The House on Friday passed a massive $1.3 trillion spending package that includes $210 billion in emergency funding for the government’s response to the coronavirus. The pandemic-specific funding would target multiple initiatives, including state and local public health departments, medical research, and public housing.
The rest of the bill would fund most of the federal government in the 2021 fiscal year, including the departments of Labor, Health and Human Services, Education, Homeland Security, Justice, Transportation and Energy. Appropriations for the Department of Homeland Security were removed from the package earlier this week due to disagreements within the Democratic caucus over Trump administration immigration policing policies.

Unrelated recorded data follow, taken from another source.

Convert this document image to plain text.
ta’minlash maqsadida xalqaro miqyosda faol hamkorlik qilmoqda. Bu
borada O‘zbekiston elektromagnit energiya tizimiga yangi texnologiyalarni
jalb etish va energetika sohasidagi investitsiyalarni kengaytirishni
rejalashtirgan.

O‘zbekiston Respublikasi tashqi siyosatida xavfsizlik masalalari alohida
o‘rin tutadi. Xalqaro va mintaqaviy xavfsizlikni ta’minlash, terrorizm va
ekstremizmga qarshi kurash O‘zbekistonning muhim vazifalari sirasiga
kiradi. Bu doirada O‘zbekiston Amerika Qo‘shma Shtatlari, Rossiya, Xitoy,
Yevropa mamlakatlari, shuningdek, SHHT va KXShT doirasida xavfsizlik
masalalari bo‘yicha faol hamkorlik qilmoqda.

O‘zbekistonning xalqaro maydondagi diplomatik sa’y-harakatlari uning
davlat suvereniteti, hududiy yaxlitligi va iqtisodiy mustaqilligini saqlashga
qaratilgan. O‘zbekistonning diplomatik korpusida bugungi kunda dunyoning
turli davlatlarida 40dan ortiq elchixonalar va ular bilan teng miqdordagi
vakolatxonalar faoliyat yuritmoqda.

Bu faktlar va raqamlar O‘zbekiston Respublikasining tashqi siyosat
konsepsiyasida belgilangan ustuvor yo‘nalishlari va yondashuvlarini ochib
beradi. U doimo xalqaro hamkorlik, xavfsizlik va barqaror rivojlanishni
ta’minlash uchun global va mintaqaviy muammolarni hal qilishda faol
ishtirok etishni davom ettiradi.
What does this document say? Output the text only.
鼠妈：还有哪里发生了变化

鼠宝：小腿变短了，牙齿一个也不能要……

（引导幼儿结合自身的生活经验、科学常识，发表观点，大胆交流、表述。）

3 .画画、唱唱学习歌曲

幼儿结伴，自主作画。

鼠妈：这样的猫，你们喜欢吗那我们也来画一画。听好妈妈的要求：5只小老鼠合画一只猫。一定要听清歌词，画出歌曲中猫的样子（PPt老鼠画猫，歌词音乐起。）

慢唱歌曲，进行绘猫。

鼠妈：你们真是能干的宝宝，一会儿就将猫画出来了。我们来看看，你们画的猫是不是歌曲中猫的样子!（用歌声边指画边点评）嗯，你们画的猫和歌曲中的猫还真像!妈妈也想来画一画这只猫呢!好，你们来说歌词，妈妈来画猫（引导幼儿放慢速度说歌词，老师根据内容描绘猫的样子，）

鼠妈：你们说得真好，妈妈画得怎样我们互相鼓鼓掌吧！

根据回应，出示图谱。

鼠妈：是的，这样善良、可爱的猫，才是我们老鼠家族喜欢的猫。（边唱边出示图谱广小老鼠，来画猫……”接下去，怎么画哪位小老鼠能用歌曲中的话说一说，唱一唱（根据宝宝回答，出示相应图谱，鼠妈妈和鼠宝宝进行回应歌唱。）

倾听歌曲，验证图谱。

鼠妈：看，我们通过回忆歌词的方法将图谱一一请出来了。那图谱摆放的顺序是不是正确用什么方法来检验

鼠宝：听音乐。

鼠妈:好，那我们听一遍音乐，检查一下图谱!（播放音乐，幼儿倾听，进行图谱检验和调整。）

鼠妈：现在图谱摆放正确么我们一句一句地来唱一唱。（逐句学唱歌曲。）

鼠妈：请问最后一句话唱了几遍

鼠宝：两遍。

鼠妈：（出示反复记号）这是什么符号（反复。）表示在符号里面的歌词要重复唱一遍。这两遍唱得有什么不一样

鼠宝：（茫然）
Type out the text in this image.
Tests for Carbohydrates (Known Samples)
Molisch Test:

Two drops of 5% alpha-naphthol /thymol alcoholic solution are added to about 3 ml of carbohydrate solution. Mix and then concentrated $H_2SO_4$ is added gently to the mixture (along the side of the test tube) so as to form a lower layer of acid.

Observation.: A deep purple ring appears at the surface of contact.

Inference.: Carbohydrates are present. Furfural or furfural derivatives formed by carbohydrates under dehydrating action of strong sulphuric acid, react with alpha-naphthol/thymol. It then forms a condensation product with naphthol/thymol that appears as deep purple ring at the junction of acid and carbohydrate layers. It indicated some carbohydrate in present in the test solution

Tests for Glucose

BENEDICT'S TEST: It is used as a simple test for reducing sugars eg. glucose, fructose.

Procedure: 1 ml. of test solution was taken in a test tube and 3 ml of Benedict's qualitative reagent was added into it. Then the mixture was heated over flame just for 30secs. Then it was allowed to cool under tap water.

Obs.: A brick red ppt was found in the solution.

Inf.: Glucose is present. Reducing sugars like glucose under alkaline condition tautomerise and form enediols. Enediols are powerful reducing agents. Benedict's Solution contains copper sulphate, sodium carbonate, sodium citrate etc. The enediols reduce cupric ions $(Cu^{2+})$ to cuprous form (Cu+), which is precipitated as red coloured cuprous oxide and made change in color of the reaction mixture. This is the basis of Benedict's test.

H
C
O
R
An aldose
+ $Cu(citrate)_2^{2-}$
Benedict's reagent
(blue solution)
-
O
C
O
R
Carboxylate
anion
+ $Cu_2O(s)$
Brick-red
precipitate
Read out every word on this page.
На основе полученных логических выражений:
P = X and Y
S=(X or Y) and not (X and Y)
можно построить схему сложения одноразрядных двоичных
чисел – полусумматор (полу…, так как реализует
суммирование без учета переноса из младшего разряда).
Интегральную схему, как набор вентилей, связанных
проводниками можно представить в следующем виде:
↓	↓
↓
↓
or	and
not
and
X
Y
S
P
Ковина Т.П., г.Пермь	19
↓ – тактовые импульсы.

Last week, the House passed a $259 billion package that would fund the departments of State, Interior, Agriculture and Veterans Affairs, among others. Ten of the 12 annual spending bills for 2021 have now passed the House.
Why it matters: The funding bills have virtually no chance of making it past the Republican-controlled Senate, Politico reports, and President Trump has threatened to veto them if they somehow do. Politically, the bills amount to an opening bid from Democrats in negotiations with Republicans over government funding for the next fiscal year, which begins in October. But those negotiations may take some time to get started, since the appropriations process in the Senate has stalled, and none of the 12 funding bills have passed so far. (You can track the progress of the 2021 appropriations bills at the Congressional Research Service website.)